Without the normal punctuations to their day, the hours slurred together like one drunken run-on sentence. No one could figure out what to eat or when to eat it. Without time, there could be no mealtime.
They ate at odd hours and sometimes at all hours. They ordered pizza on weeknights, drank before 5 and become shockingly aware that muffins and cupcakes were practically the same thing.
The intellectuals among them advised that they take time to ponder life’s deep philosophical questions. Ask not what’s for lunch, they said, but what is lunch?
“Time is an illusion,” Douglas Adams answered for the people. “Lunchtime doubly so.”
And the people were surprised to find him correct.
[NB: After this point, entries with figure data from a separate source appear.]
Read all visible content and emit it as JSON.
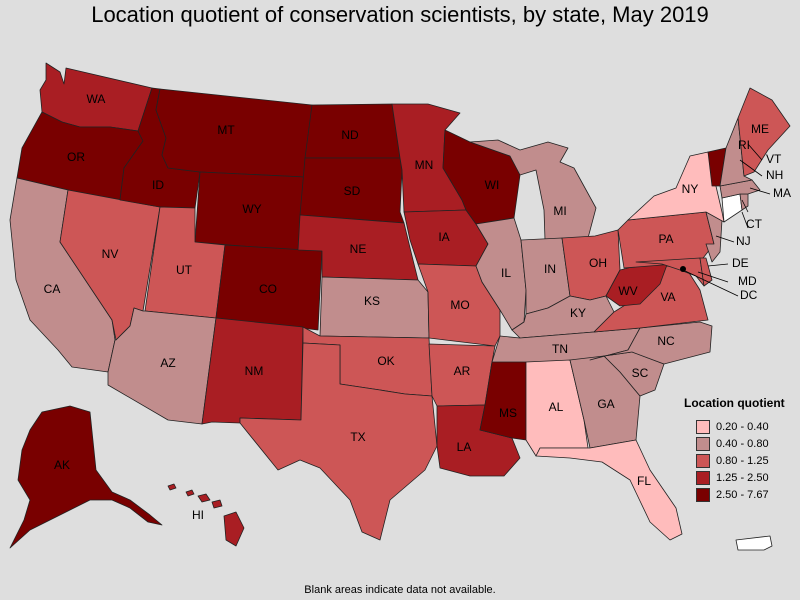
{
  "title": "Location quotient of conservation scientists, by state, May 2019",
  "footnote": "Blank areas indicate data not available.",
  "legend": {
    "title": "Location quotient",
    "items": [
      {
        "label": "0.20 - 0.40",
        "color": "#ffbcbc"
      },
      {
        "label": "0.40 - 0.80",
        "color": "#c18d8d"
      },
      {
        "label": "0.80 - 1.25",
        "color": "#cd5656"
      },
      {
        "label": "1.25 - 2.50",
        "color": "#a91e23"
      },
      {
        "label": "2.50 - 7.67",
        "color": "#790000"
      }
    ]
  },
  "states": {
    "AK": {
      "label": "AK",
      "bin": 4
    },
    "AL": {
      "label": "AL",
      "bin": 0
    },
    "AR": {
      "label": "AR",
      "bin": 2
    },
    "AZ": {
      "label": "AZ",
      "bin": 1
    },
    "CA": {
      "label": "CA",
      "bin": 1
    },
    "CO": {
      "label": "CO",
      "bin": 4
    },
    "CT": {
      "label": "CT",
      "bin": null
    },
    "DC": {
      "label": "DC",
      "bin": 4
    },
    "DE": {
      "label": "DE",
      "bin": 2
    },
    "FL": {
      "label": "FL",
      "bin": 0
    },
    "GA": {
      "label": "GA",
      "bin": 1
    },
    "HI": {
      "label": "HI",
      "bin": 3
    },
    "IA": {
      "label": "IA",
      "bin": 3
    },
    "ID": {
      "label": "ID",
      "bin": 4
    },
    "IL": {
      "label": "IL",
      "bin": 1
    },
    "IN": {
      "label": "IN",
      "bin": 1
    },
    "KS": {
      "label": "KS",
      "bin": 1
    },
    "KY": {
      "label": "KY",
      "bin": 1
    },
    "LA": {
      "label": "LA",
      "bin": 3
    },
    "MA": {
      "label": "MA",
      "bin": 1
    },
    "MD": {
      "label": "MD",
      "bin": 2
    },
    "ME": {
      "label": "ME",
      "bin": 2
    },
    "MI": {
      "label": "MI",
      "bin": 1
    },
    "MN": {
      "label": "MN",
      "bin": 3
    },
    "MO": {
      "label": "MO",
      "bin": 2
    },
    "MS": {
      "label": "MS",
      "bin": 4
    },
    "MT": {
      "label": "MT",
      "bin": 4
    },
    "NC": {
      "label": "NC",
      "bin": 1
    },
    "ND": {
      "label": "ND",
      "bin": 4
    },
    "NE": {
      "label": "NE",
      "bin": 3
    },
    "NH": {
      "label": "NH",
      "bin": 1
    },
    "NJ": {
      "label": "NJ",
      "bin": 1
    },
    "NM": {
      "label": "NM",
      "bin": 3
    },
    "NV": {
      "label": "NV",
      "bin": 2
    },
    "NY": {
      "label": "NY",
      "bin": 0
    },
    "OH": {
      "label": "OH",
      "bin": 2
    },
    "OK": {
      "label": "OK",
      "bin": 2
    },
    "OR": {
      "label": "OR",
      "bin": 4
    },
    "PA": {
      "label": "PA",
      "bin": 2
    },
    "PR": {
      "label": "",
      "bin": null
    },
    "RI": {
      "label": "RI",
      "bin": 1
    },
    "SC": {
      "label": "SC",
      "bin": 1
    },
    "SD": {
      "label": "SD",
      "bin": 4
    },
    "TN": {
      "label": "TN",
      "bin": 1
    },
    "TX": {
      "label": "TX",
      "bin": 2
    },
    "UT": {
      "label": "UT",
      "bin": 2
    },
    "VA": {
      "label": "VA",
      "bin": 2
    },
    "VT": {
      "label": "VT",
      "bin": 4
    },
    "WA": {
      "label": "WA",
      "bin": 3
    },
    "WI": {
      "label": "WI",
      "bin": 4
    },
    "WV": {
      "label": "WV",
      "bin": 3
    },
    "WY": {
      "label": "WY",
      "bin": 4
    }
  }
}
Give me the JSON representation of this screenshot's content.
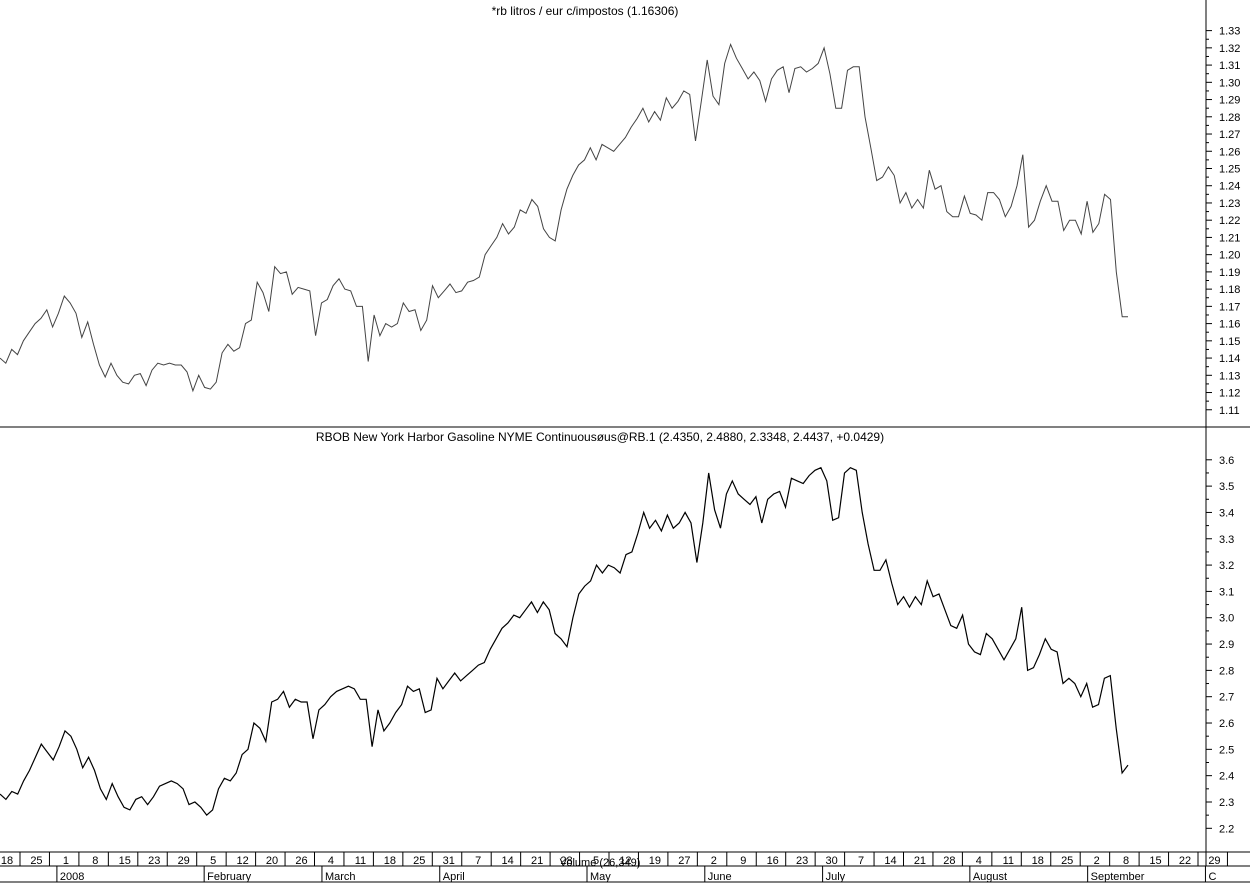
{
  "chart_data": [
    {
      "type": "line",
      "title": "*rb litros / eur c/impostos (1.16306)",
      "xlabel": "",
      "ylabel": "",
      "ylim": [
        1.1,
        1.335
      ],
      "yticks": [
        1.11,
        1.12,
        1.13,
        1.14,
        1.15,
        1.16,
        1.17,
        1.18,
        1.19,
        1.2,
        1.21,
        1.22,
        1.23,
        1.24,
        1.25,
        1.26,
        1.27,
        1.28,
        1.29,
        1.3,
        1.31,
        1.32,
        1.33
      ],
      "ytick_labels": [
        "1.11",
        "1.12",
        "1.13",
        "1.14",
        "1.15",
        "1.16",
        "1.17",
        "1.18",
        "1.19",
        "1.20",
        "1.21",
        "1.22",
        "1.23",
        "1.24",
        "1.25",
        "1.26",
        "1.27",
        "1.28",
        "1.29",
        "1.30",
        "1.31",
        "1.32",
        "1.33"
      ],
      "series": [
        {
          "color": "#444444",
          "values": [
            1.14,
            1.137,
            1.145,
            1.142,
            1.15,
            1.155,
            1.16,
            1.163,
            1.168,
            1.158,
            1.166,
            1.176,
            1.172,
            1.166,
            1.152,
            1.161,
            1.148,
            1.136,
            1.129,
            1.137,
            1.13,
            1.126,
            1.125,
            1.13,
            1.131,
            1.124,
            1.133,
            1.137,
            1.136,
            1.137,
            1.136,
            1.136,
            1.132,
            1.121,
            1.13,
            1.123,
            1.122,
            1.126,
            1.143,
            1.148,
            1.144,
            1.146,
            1.16,
            1.162,
            1.184,
            1.178,
            1.167,
            1.193,
            1.189,
            1.19,
            1.177,
            1.181,
            1.18,
            1.179,
            1.153,
            1.172,
            1.174,
            1.182,
            1.186,
            1.18,
            1.179,
            1.17,
            1.17,
            1.138,
            1.165,
            1.153,
            1.16,
            1.158,
            1.16,
            1.172,
            1.167,
            1.168,
            1.156,
            1.162,
            1.182,
            1.175,
            1.179,
            1.183,
            1.178,
            1.179,
            1.184,
            1.185,
            1.187,
            1.2,
            1.205,
            1.21,
            1.218,
            1.212,
            1.216,
            1.226,
            1.224,
            1.232,
            1.228,
            1.215,
            1.21,
            1.208,
            1.226,
            1.238,
            1.246,
            1.252,
            1.255,
            1.262,
            1.255,
            1.264,
            1.262,
            1.26,
            1.264,
            1.268,
            1.274,
            1.279,
            1.285,
            1.277,
            1.283,
            1.278,
            1.291,
            1.285,
            1.289,
            1.295,
            1.293,
            1.266,
            1.289,
            1.313,
            1.292,
            1.287,
            1.311,
            1.322,
            1.314,
            1.308,
            1.302,
            1.306,
            1.301,
            1.289,
            1.302,
            1.307,
            1.309,
            1.294,
            1.308,
            1.309,
            1.306,
            1.308,
            1.311,
            1.32,
            1.305,
            1.285,
            1.285,
            1.307,
            1.309,
            1.309,
            1.28,
            1.262,
            1.243,
            1.245,
            1.251,
            1.246,
            1.23,
            1.236,
            1.227,
            1.232,
            1.227,
            1.249,
            1.238,
            1.24,
            1.225,
            1.222,
            1.222,
            1.234,
            1.224,
            1.223,
            1.22,
            1.236,
            1.236,
            1.232,
            1.222,
            1.228,
            1.24,
            1.258,
            1.216,
            1.22,
            1.231,
            1.24,
            1.231,
            1.231,
            1.214,
            1.22,
            1.22,
            1.212,
            1.231,
            1.213,
            1.218,
            1.235,
            1.232,
            1.19,
            1.164,
            1.164
          ]
        }
      ]
    },
    {
      "type": "line",
      "title": "RBOB New York Harbor Gasoline NYME Continuousøus@RB.1 (2.4350, 2.4880, 2.3348, 2.4437, +0.0429)",
      "xlabel": "",
      "ylabel": "",
      "ylim": [
        2.11,
        3.66
      ],
      "yticks": [
        2.2,
        2.3,
        2.4,
        2.5,
        2.6,
        2.7,
        2.8,
        2.9,
        3.0,
        3.1,
        3.2,
        3.3,
        3.4,
        3.5,
        3.6
      ],
      "ytick_labels": [
        "2.2",
        "2.3",
        "2.4",
        "2.5",
        "2.6",
        "2.7",
        "2.8",
        "2.9",
        "3.0",
        "3.1",
        "3.2",
        "3.3",
        "3.4",
        "3.5",
        "3.6"
      ],
      "series": [
        {
          "color": "#000000",
          "values": [
            2.33,
            2.31,
            2.34,
            2.33,
            2.38,
            2.42,
            2.47,
            2.52,
            2.49,
            2.46,
            2.51,
            2.57,
            2.55,
            2.5,
            2.43,
            2.47,
            2.42,
            2.35,
            2.31,
            2.37,
            2.32,
            2.28,
            2.27,
            2.31,
            2.32,
            2.29,
            2.32,
            2.36,
            2.37,
            2.38,
            2.37,
            2.35,
            2.29,
            2.3,
            2.28,
            2.25,
            2.27,
            2.35,
            2.39,
            2.38,
            2.41,
            2.48,
            2.5,
            2.6,
            2.58,
            2.53,
            2.68,
            2.69,
            2.72,
            2.66,
            2.69,
            2.68,
            2.68,
            2.54,
            2.65,
            2.67,
            2.7,
            2.72,
            2.73,
            2.74,
            2.73,
            2.69,
            2.69,
            2.51,
            2.65,
            2.57,
            2.6,
            2.64,
            2.67,
            2.74,
            2.72,
            2.73,
            2.64,
            2.65,
            2.77,
            2.73,
            2.76,
            2.79,
            2.76,
            2.78,
            2.8,
            2.82,
            2.83,
            2.88,
            2.92,
            2.96,
            2.98,
            3.01,
            3.0,
            3.03,
            3.06,
            3.02,
            3.06,
            3.03,
            2.94,
            2.92,
            2.89,
            3.0,
            3.09,
            3.12,
            3.14,
            3.2,
            3.17,
            3.2,
            3.19,
            3.17,
            3.24,
            3.25,
            3.32,
            3.4,
            3.34,
            3.37,
            3.33,
            3.39,
            3.34,
            3.36,
            3.4,
            3.36,
            3.21,
            3.36,
            3.55,
            3.41,
            3.34,
            3.47,
            3.52,
            3.47,
            3.45,
            3.43,
            3.46,
            3.36,
            3.45,
            3.47,
            3.48,
            3.42,
            3.53,
            3.52,
            3.51,
            3.54,
            3.56,
            3.57,
            3.52,
            3.37,
            3.38,
            3.55,
            3.57,
            3.56,
            3.4,
            3.28,
            3.18,
            3.18,
            3.22,
            3.13,
            3.05,
            3.08,
            3.04,
            3.08,
            3.05,
            3.14,
            3.08,
            3.09,
            3.03,
            2.97,
            2.96,
            3.01,
            2.9,
            2.87,
            2.86,
            2.94,
            2.92,
            2.88,
            2.84,
            2.88,
            2.92,
            3.04,
            2.8,
            2.81,
            2.86,
            2.92,
            2.88,
            2.87,
            2.75,
            2.77,
            2.75,
            2.7,
            2.75,
            2.66,
            2.67,
            2.77,
            2.78,
            2.58,
            2.41,
            2.44
          ]
        }
      ]
    }
  ],
  "x_axis": {
    "day_ticks": [
      "18",
      "25",
      "1",
      "8",
      "15",
      "23",
      "29",
      "5",
      "12",
      "20",
      "26",
      "4",
      "11",
      "18",
      "25",
      "31",
      "7",
      "14",
      "21",
      "28",
      "5",
      "12",
      "19",
      "27",
      "2",
      "9",
      "16",
      "23",
      "30",
      "7",
      "14",
      "21",
      "28",
      "4",
      "11",
      "18",
      "25",
      "2",
      "8",
      "15",
      "22",
      "29"
    ],
    "months": [
      "2008",
      "February",
      "March",
      "April",
      "May",
      "June",
      "July",
      "August",
      "September",
      "C"
    ]
  },
  "volume_label": "Volume (26,349)"
}
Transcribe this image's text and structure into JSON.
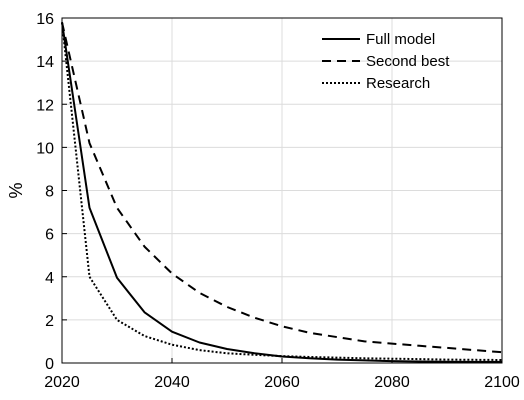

Mealtimes had not been ordained, they found, but invented. And they had been reinvented over and over in history. Breakfast-lunch-and- dinner was simply the latest hot release—a sticky result of meals maneuvered around working hours like files in a cabinet.
Early European agricultural settlers actually took dinner midday. (For most, it was the only hot meal and was bookended by small cold meals on either side.) Families the country over were relieved to learn that, having been together all day, the settlers hadn’t much felt like talking to their relatives at dinner either.
With the efficiency-obsessed industrial revolution, dinner moved to the evening where it was given grand social expectations as work’s reprieve. Lunch, “a glorified snack,” stepped into its place.
But Americans hadn’t just industrialized their meals, they learned; they had industrialized themselves. One 1830s Frenchman observed that Americans obsessed over self-improvement. They “show themselves constantly tormented by a vague fear of not having chosen the shortest route,” he wrote. Table-to-stomach apparently included.
As the people digested their history and thought about the future, they wondered what it would be like to eat a little slower. And maybe live a little slower too. Would they have to give up chicken in nugget form? Instant noodles? What would it be like to eat in a restaurant rather than have food delivered? How fast was fast food?
There were as many ways to live, they were reminded, as there were ways to eat. They could have a late-night “rere” (late supper) in the Shakespearian fashion; have one meal a day like the ancient Romans thought was best; or mind earth’s eating schedule like early indigenous people.
They wondered what other conventions they adhered to so devoutly that they themselves had made up in the first place. They thought about government, companies and culture. They thought about stop signs, success and chickpea “pasta.” They thought about how they spent their time and how they spent their environment.
When the day came to finally leave their homes and head back out into the world, they vowed to remember that they themselves could change it because they themselves had invented it.
And they had hope.
After all, they had invented brunch.
*Hat tip to author Abigail Carroll of Three Squares: The Invention of the American Meal, whose articles, research, interviews and quotes provided fodder for this essay, and to Catherine O’Meara’s beautiful poem “And the People Stayed Home,” whose format I have fumblingly taken inspiration from.